You might expect your partner, friends, or coworkers to meet the same standards you set for yourself, creating unnecessary tension and frustration in your relationships. This dynamic can lead to conflict, as others may feel judged or unappreciated for not living up to your expectations.
How to Stop ‘Shoulding’ Yourself
Breaking free from the habit of “shoulding” takes time and effort, but it’s entirely possible with the right approach. By becoming more aware of your thought patterns and practicing self-compassion, you can begin to release the unrealistic expectations you’ve placed on yourself.
1 – Identify the Source of Your ‘Shoulds’
The first step in overcoming “shoulding” is recognizing where your expectations come from. Are these standards something you truly value, or are they based on societal or cultural norms? Sometimes, we adopt beliefs from our upbringing, peers, or media that don’t align with our authentic selves.
By understanding the source of your “shoulds,” you can start to question whether they’re serving you.
2 – Challenge Unrealistic Expectations
Once you’ve identified your “shoulds,” it’s important to challenge them. Ask yourself: Is this expectation realistic? For example, the belief that you should always be productive is simply not feasible. Everyone needs rest, downtime, and moments of reflection.

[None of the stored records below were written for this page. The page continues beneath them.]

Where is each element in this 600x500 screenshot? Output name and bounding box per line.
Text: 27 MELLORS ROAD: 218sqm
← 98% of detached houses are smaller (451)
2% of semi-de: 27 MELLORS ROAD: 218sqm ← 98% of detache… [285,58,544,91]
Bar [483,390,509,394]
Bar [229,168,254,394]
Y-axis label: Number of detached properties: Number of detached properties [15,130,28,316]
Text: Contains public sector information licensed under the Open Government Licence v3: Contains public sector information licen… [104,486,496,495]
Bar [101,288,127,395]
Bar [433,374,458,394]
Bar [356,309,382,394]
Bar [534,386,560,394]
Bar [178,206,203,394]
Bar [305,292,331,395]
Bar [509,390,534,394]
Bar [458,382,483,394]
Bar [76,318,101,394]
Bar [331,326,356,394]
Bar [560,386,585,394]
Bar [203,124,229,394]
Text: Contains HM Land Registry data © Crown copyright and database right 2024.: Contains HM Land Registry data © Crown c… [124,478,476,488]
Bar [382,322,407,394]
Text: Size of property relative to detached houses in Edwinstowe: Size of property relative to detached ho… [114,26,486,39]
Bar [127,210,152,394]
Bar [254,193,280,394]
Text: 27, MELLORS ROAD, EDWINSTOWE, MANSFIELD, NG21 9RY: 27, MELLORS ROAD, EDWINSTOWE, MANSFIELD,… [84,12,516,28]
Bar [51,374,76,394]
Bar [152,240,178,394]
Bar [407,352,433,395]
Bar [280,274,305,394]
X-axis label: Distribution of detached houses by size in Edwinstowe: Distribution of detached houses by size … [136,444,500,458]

By challenging these standards, you create space for more balanced, realistic goals.
3 – Practice Self-Compassion
Self-compassion is a powerful tool for combating the negative effects of “shoulding.” Instead of berating yourself for not meeting expectations, try offering yourself kindness and understanding. Remind yourself that it’s okay to make mistakes, take breaks, or feel a range of emotions.
Practicing self-compassion allows you to let go of guilt and anxiety, making room for peace and acceptance.
4 – Shift Your Language
A simple but effective way to stop “shoulding” yourself is to change the way you talk to yourself. Instead of saying, “I should,” try using phrases like, “I choose,” or “I could.” This shift in language gives you a sense of control and empowerment, rather than making you feel like you’re failing to meet external standards.
For example, “I choose to take a break,” feels much more empowering than, “I should be working harder.”
5 – Focus on What’s Truly Important
One of the reasons “shoulding” leads to so much guilt and anxiety is that we often prioritize things that don’t truly matter to us. By focusing on your core values and what’s most important in your life, you can let go of unnecessary “shoulds” that don’t serve you. Ask yourself: What truly brings me joy and fulfillment?
By aligning your actions with your values, you’ll find it easier to release the pressure of living up to unrealistic expectations.
The Power of Letting Go of ‘Shoulds’
When you let go of “shoulding,” you open yourself up to a life of greater freedom, self-acceptance, and peace. The emotional weight of constantly trying to meet external or internal expectations is heavy, but releasing it can lead to a profound sense of relief.
You’ll find that by embracing your imperfections and practicing self-compassion, you can achieve more meaningful personal growth and fulfillment.
Final Thoughts: Embrace Your Authentic Self
“Shoulding” yourself is a harmful habit that creates unnecessary guilt and anxiety. By recognizing this pattern, challenging unrealistic expectations, and practicing self-compassion, you can break free from the cycle of guilt and anxiety. It’s time to embrace your authentic self, imperfections and all, and let go of the pressure to live up to impossible standards.
Remember, you are enough just as you are. Let go of the “shoulds” and start living in alignment with what truly matters to you.